Methods:  Relationships of total cholesterol (TC) and TG with variants of APOE, APOC3, and APOA5 genes were assessed in a phase 3 randomized, double-blind clinical trial (n = 653) comparing the safety and efficacy of regimens containing stavudine (d4T), lamivudine (3TC), and either lopinavir/ritonavir (LPV/r) or nelfinavir (NFV) for the initial treatment of HIV infection. Baseline TC and TG, and maximum and average TC and TG changes from baseline within 48 weeks were analyzed by analysis of co-variance including factors for genotype, sex, race/ethnicity, smoking status and treatment arm; and age, body mass index, viral load, CD4 count, and baseline TC or TG levels as co-variates. Non-significant terms were sequentially dropped from the models.

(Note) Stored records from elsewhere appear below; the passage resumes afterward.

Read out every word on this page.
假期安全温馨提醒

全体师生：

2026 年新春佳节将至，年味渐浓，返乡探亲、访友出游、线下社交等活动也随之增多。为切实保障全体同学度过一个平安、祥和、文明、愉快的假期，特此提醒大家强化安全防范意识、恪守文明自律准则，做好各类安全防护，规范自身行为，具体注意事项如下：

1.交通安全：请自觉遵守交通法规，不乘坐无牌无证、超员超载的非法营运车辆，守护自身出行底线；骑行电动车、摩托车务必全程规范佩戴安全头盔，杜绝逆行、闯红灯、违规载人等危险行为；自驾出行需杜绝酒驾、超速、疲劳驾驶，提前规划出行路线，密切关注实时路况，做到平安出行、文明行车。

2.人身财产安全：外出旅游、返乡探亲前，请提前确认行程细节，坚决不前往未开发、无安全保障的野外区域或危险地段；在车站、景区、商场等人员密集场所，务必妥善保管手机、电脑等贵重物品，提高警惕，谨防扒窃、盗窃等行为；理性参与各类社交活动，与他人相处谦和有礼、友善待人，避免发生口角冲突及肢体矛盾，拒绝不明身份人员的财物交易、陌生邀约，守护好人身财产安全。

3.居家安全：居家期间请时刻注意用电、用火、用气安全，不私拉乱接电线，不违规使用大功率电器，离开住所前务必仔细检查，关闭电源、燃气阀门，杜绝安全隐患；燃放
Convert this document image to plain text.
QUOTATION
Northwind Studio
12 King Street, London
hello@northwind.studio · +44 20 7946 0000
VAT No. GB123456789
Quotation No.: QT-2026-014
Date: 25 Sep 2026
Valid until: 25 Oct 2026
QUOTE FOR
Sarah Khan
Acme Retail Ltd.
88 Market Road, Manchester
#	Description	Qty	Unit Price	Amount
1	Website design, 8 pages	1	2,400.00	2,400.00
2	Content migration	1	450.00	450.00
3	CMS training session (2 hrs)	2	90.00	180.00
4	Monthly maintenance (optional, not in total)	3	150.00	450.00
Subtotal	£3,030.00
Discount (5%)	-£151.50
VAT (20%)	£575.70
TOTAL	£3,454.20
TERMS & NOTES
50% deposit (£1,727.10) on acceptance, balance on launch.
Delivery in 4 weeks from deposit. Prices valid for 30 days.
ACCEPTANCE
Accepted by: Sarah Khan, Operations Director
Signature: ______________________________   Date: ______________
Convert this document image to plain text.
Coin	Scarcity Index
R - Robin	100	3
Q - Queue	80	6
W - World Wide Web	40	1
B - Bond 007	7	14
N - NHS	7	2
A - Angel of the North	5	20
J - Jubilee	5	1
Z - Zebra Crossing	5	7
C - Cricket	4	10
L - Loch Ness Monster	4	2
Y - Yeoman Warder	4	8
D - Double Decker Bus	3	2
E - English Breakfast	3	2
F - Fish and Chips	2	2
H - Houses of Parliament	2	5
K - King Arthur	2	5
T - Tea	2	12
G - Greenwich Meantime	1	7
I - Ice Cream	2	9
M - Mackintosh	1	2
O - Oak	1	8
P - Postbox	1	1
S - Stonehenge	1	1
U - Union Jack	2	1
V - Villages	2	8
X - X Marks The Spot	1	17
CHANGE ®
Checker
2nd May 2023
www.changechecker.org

Results:  Genotypes and on-study lipid data were available from 364 subjects. Baseline TC was not associated with any tested genotype. Baseline TG was associated with APOC3 3238C>G (p = 0.04) and APOA5 56C>G (p = 0.03) genotypes. Both maximum (p = 0.03) and average (p = 0.04) TC changes from baseline were inversely associated with APOE e4 genotype. Average TG change from baseline was associated with APOC3 3238C>G genotype (p = 0.03) but not with APOA5 56C>G genotype. No lipid parameters (baseline or changes) were associated with APOE e2, APOC3 -482C>T or APOC3 -455T>C genotypes. TG changes in LPV/r-treated subjects were not associated with joint APOE/APOC3 variant carrier status.

Conclusions:  The mean magnitudes of TC changes from baseline in different APOE genotypes (e3/e3 > e 3/e4 > e4/e4) are consistent with increased affinity of the ApoE e4 protein for the low density lipoprotein receptor. Patients with APOC3 3238GG genotype (~4% of the genotyped subjects) had higher co-variate-adjusted average TG changes from baseline. These relationships were not dependent on treatment arm.